Spring development has been slow, but we have gained 44 minutes more daylight in the last two weeks.
Spring signs are numerous. Consider:
1. Great horned owl and some bald eagle parents are busy feeding young nestlings.
2. Birds that are here year-round, such as northern cardinals, house finches, black-capped chickadees and red-bellied woodpeckers, are very vocal as their nesting season soon begins.
3. Migrating bird species such as sandhill cranes, red-winged blackbirds, ring-billed gulls, great blue herons, American white pelicans, wood ducks, and many other waterfowl have arrived.
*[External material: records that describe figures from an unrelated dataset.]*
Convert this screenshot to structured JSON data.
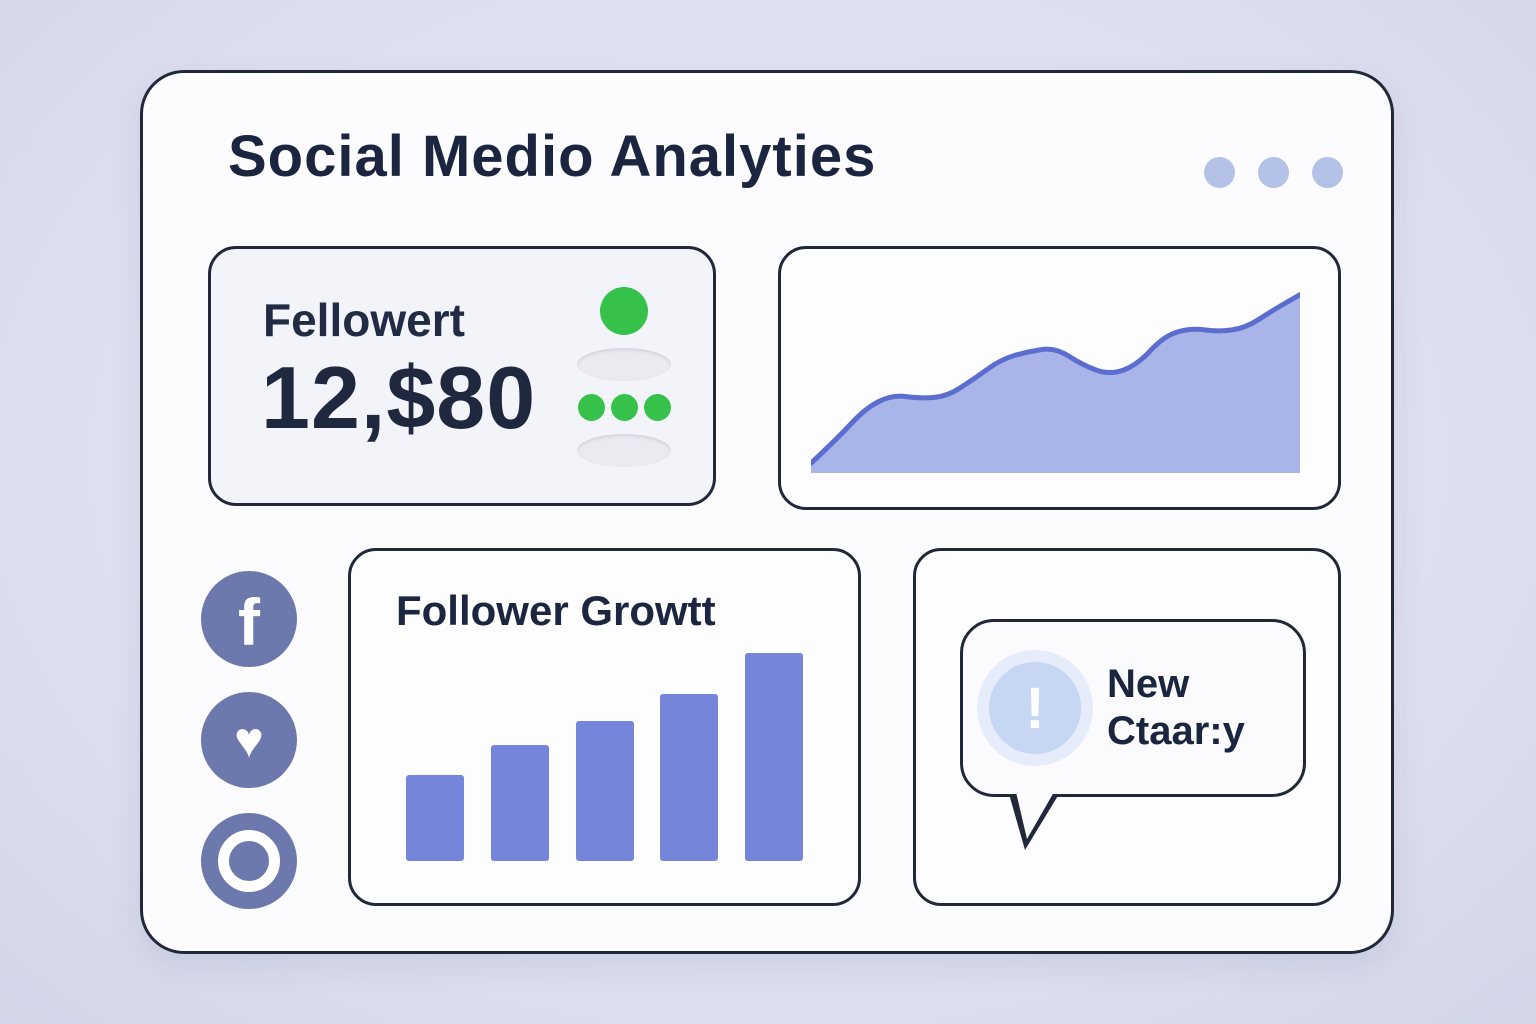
{
  "app": {
    "title": "Social Medio Analyties"
  },
  "colors": {
    "background": "#dee0ee",
    "card_border": "#212839",
    "text_dark": "#1b2540",
    "bar_accent": "#7485da",
    "area_fill": "#a9b5e9",
    "area_line": "#5b6ed0",
    "green": "#36c24a",
    "menu_dot": "#b4c2e7",
    "social_icon_bg": "#6d79ac",
    "alert_circle": "#c7d6f3"
  },
  "followers_card": {
    "label": "Fellowert",
    "value": "12,$80",
    "status_dots": 3
  },
  "comment_card": {
    "alert_glyph": "!",
    "line1": "New",
    "line2": "Ctaar:y"
  },
  "social_icons": {
    "facebook_glyph": "f",
    "heart_glyph": "♥"
  },
  "chart_data": [
    {
      "type": "area",
      "title": "",
      "xlabel": "",
      "ylabel": "",
      "values": [
        5,
        18,
        33,
        40,
        38,
        39,
        48,
        58,
        62,
        64,
        55,
        50,
        55,
        70,
        74,
        72,
        74,
        83,
        91
      ],
      "ylim": [
        0,
        100
      ],
      "grid": false,
      "legend": false
    },
    {
      "type": "bar",
      "title": "Follower Growtt",
      "xlabel": "",
      "ylabel": "",
      "categories": [
        "",
        "",
        "",
        "",
        ""
      ],
      "values": [
        32,
        43,
        52,
        62,
        77
      ],
      "ylim": [
        0,
        80
      ],
      "grid": false,
      "legend": false
    }
  ]
}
Where there is open water, like at Wells Lake in Faribault, the holding ponds at Le Sueur, and on southern Minnesota rivers, there are thousands of waterfowl held-up waiting for more.
4. Maple syrup producers have reported a few good sap flows. This week should end up with the best sap runs of the season.
5. The fuzzy silver-gray catkins are out on pussy willows, so twigs can be cut and brought indoors for a touch of spring.
Yes, most of our lakes still have 20 inches or more ice cover, and tree and shrub buds are still tight, but spring is going to move forward at a fast pace in the next few weeks.
Jim Gilbert taught and worked as a naturalist for 50 years.